In his first major address since the November election, Ryan also engaged in a bit of post-campaign soul searching.

"We gave this race our all, and I'm grateful for the nomination," Ryan said of the presidential campaign. "It's thrilling when your team trusts you with the ball. And it's humbling when you advance the ball as far as you can, only to come up a little short. ... It's one of those humbling experiences that's a great lesson. But losing is part of politics, and can often prepare the way for the greatest victories."

Ryan praised Romney for his efforts, but he did seem to try to distance himself from the notion that he agreed with the 2012 Republican presidential nominee's assertion that "47 percent" of voters would "never" support the Republican ticket, a remark Romney later said he regretted.

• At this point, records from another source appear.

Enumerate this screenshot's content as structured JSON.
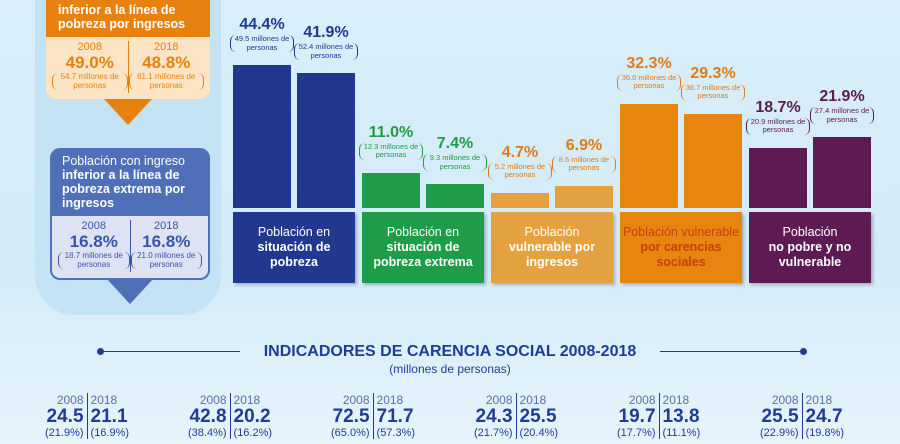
{
  "left_panel": {
    "income_poverty": {
      "title_bold": "inferior a la línea de pobreza por ingresos",
      "years": [
        {
          "year": "2008",
          "pct": "49.0%",
          "people": "54.7 millones de personas"
        },
        {
          "year": "2018",
          "pct": "48.8%",
          "people": "61.1 millones de personas"
        }
      ],
      "color": "#e8820f"
    },
    "extreme_income_poverty": {
      "title_light": "Población con ingreso",
      "title_bold": "inferior a la línea de pobreza extrema por ingresos",
      "years": [
        {
          "year": "2008",
          "pct": "16.8%",
          "people": "18.7 millones de personas"
        },
        {
          "year": "2018",
          "pct": "16.8%",
          "people": "21.0 millones de personas"
        }
      ],
      "color": "#4f6fb8"
    }
  },
  "chart_data": {
    "type": "bar",
    "groups": [
      {
        "light": "Población en",
        "bold": "situación de pobreza",
        "color": "#22388f",
        "values": [
          44.4,
          41.9
        ],
        "labels": [
          "44.4%",
          "41.9%"
        ],
        "people": [
          "49.5 millones de personas",
          "52.4 millones de personas"
        ]
      },
      {
        "light": "Población en",
        "bold": "situación de pobreza extrema",
        "color": "#1e9c47",
        "values": [
          11.0,
          7.4
        ],
        "labels": [
          "11.0%",
          "7.4%"
        ],
        "people": [
          "12.3 millones de personas",
          "9.3 millones de personas"
        ]
      },
      {
        "light": "Población",
        "bold": "vulnerable por ingresos",
        "color": "#e3a23f",
        "textcolor": "#e07a1a",
        "values": [
          4.7,
          6.9
        ],
        "labels": [
          "4.7%",
          "6.9%"
        ],
        "people": [
          "5.2 millones de personas",
          "8.6 millones de personas"
        ]
      },
      {
        "light": "Población vulnerable",
        "bold": "por carencias sociales",
        "color": "#e8850f",
        "textcolor": "#e07a1a",
        "values": [
          32.3,
          29.3
        ],
        "labels": [
          "32.3%",
          "29.3%"
        ],
        "people": [
          "36.0 millones de personas",
          "36.7 millones de personas"
        ]
      },
      {
        "light": "Población",
        "bold": "no pobre y no vulnerable",
        "color": "#5e1a52",
        "values": [
          18.7,
          21.9
        ],
        "labels": [
          "18.7%",
          "21.9%"
        ],
        "people": [
          "20.9 millones de personas",
          "27.4 millones de personas"
        ]
      }
    ]
  },
  "indicators": {
    "title": "INDICADORES DE CARENCIA SOCIAL 2008-2018",
    "subtitle": "(millones de personas)",
    "years": [
      "2008",
      "2018"
    ],
    "items": [
      {
        "v2008": "24.5",
        "p2008": "(21.9%)",
        "v2018": "21.1",
        "p2018": "(16.9%)"
      },
      {
        "v2008": "42.8",
        "p2008": "(38.4%)",
        "v2018": "20.2",
        "p2018": "(16.2%)"
      },
      {
        "v2008": "72.5",
        "p2008": "(65.0%)",
        "v2018": "71.7",
        "p2018": "(57.3%)"
      },
      {
        "v2008": "24.3",
        "p2008": "(21.7%)",
        "v2018": "25.5",
        "p2018": "(20.4%)"
      },
      {
        "v2008": "19.7",
        "p2008": "(17.7%)",
        "v2018": "13.8",
        "p2018": "(11.1%)"
      },
      {
        "v2008": "25.5",
        "p2008": "(22.9%)",
        "v2018": "24.7",
        "p2018": "(19.8%)"
      }
    ]
  }
}
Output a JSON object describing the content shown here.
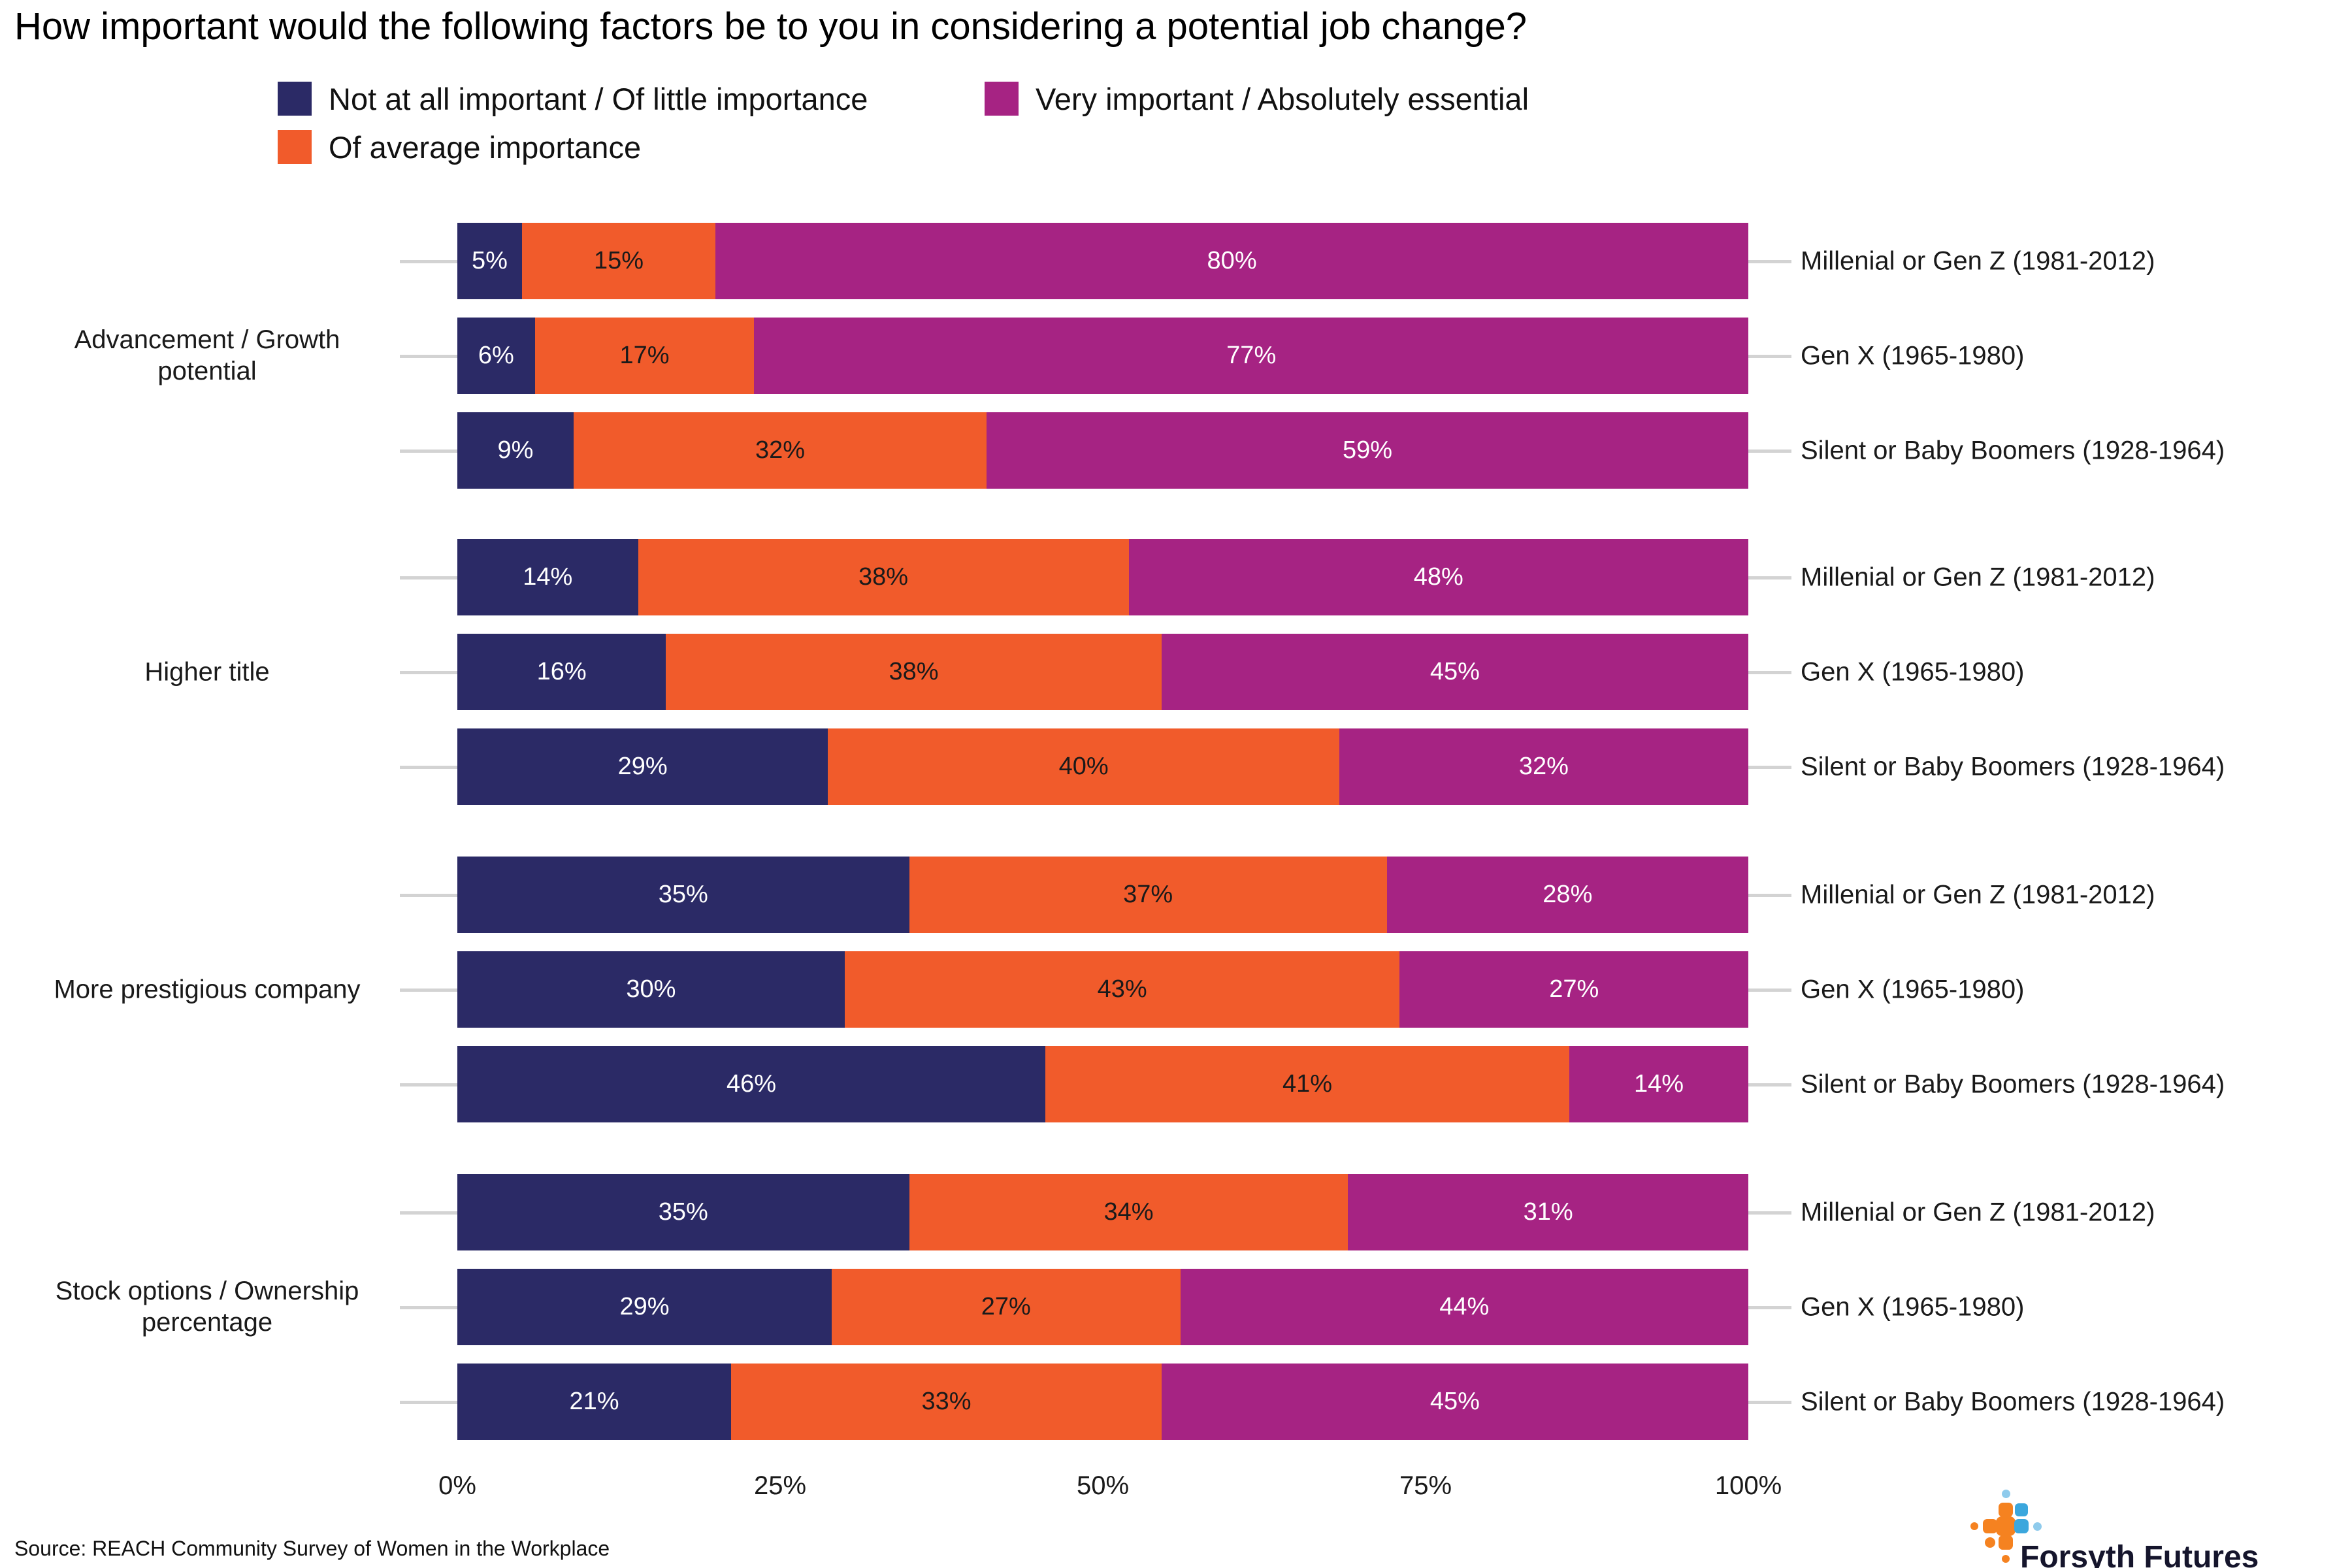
{
  "title": "How important would the following factors be to you in considering a potential job change?",
  "legend": {
    "items": [
      {
        "label": "Not at all important / Of little importance",
        "color": "#2b2a66"
      },
      {
        "label": "Of average importance",
        "color": "#f15b2b"
      },
      {
        "label": "Very important / Absolutely essential",
        "color": "#a62383"
      }
    ]
  },
  "chart_data": {
    "type": "bar",
    "stacked": true,
    "orientation": "horizontal",
    "title": "How important would the following factors be to you in considering a potential job change?",
    "value_unit": "%",
    "series_names": [
      "Not at all important / Of little importance",
      "Of average importance",
      "Very important / Absolutely essential"
    ],
    "series_colors": [
      "#2b2a66",
      "#f15b2b",
      "#a62383"
    ],
    "series_label_colors": [
      "#ffffff",
      "#1a1a1a",
      "#ffffff"
    ],
    "x_axis": {
      "ticks": [
        "0%",
        "25%",
        "50%",
        "75%",
        "100%"
      ],
      "range": [
        0,
        100
      ]
    },
    "legend_position": "top",
    "groups": [
      {
        "label": "Advancement / Growth potential",
        "rows": [
          {
            "label": "Millenial or Gen Z (1981-2012)",
            "values": [
              5,
              15,
              80
            ]
          },
          {
            "label": "Gen X (1965-1980)",
            "values": [
              6,
              17,
              77
            ]
          },
          {
            "label": "Silent or Baby Boomers (1928-1964)",
            "values": [
              9,
              32,
              59
            ]
          }
        ]
      },
      {
        "label": "Higher title",
        "rows": [
          {
            "label": "Millenial or Gen Z (1981-2012)",
            "values": [
              14,
              38,
              48
            ]
          },
          {
            "label": "Gen X (1965-1980)",
            "values": [
              16,
              38,
              45
            ]
          },
          {
            "label": "Silent or Baby Boomers (1928-1964)",
            "values": [
              29,
              40,
              32
            ]
          }
        ]
      },
      {
        "label": "More prestigious company",
        "rows": [
          {
            "label": "Millenial or Gen Z (1981-2012)",
            "values": [
              35,
              37,
              28
            ]
          },
          {
            "label": "Gen X (1965-1980)",
            "values": [
              30,
              43,
              27
            ]
          },
          {
            "label": "Silent or Baby Boomers (1928-1964)",
            "values": [
              46,
              41,
              14
            ]
          }
        ]
      },
      {
        "label": "Stock options / Ownership percentage",
        "rows": [
          {
            "label": "Millenial or Gen Z (1981-2012)",
            "values": [
              35,
              34,
              31
            ]
          },
          {
            "label": "Gen X (1965-1980)",
            "values": [
              29,
              27,
              44
            ]
          },
          {
            "label": "Silent or Baby Boomers (1928-1964)",
            "values": [
              21,
              33,
              45
            ]
          }
        ]
      }
    ]
  },
  "footer": {
    "source": "Source: REACH Community Survey of Women in the Workplace",
    "logo_text": "Forsyth Futures",
    "logo_colors": {
      "orange": "#f58220",
      "blue": "#3ba7dd",
      "light_blue": "#8fcbec"
    }
  }
}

"Jack [Kemp] hated the idea that any part of America could be written off," Ryan said. "Both parties tend to divide Americans into 'our voters' and 'their voters.' Let's be really clear: Republicans must steer far clear of that trap. We must speak to the aspirations and anxieties of every American."

Of course, a night like this wouldn't be complete without a little teasing about 2016. Ryan couldn't resist.

"As you may know, Marco is joining an elite group of past recipients for this reward. Two of us so far," he said, turning to Rubio. "I'll see you at the reunion dinner! Table for two. You know any good diners in New Hampshire or Iowa?"

"I'm sure the press won't read too much into that one," Ryan added. (Spoiler alert: We will. Sorry.)

Rubio got in on the fun, too, when he gave his speech, suggesting another possible location for the reunion dinner: "I will not stand by and watch the people of South Carolina ignored," he said.

The audience, which erupted in applause, seemed to fancy the idea.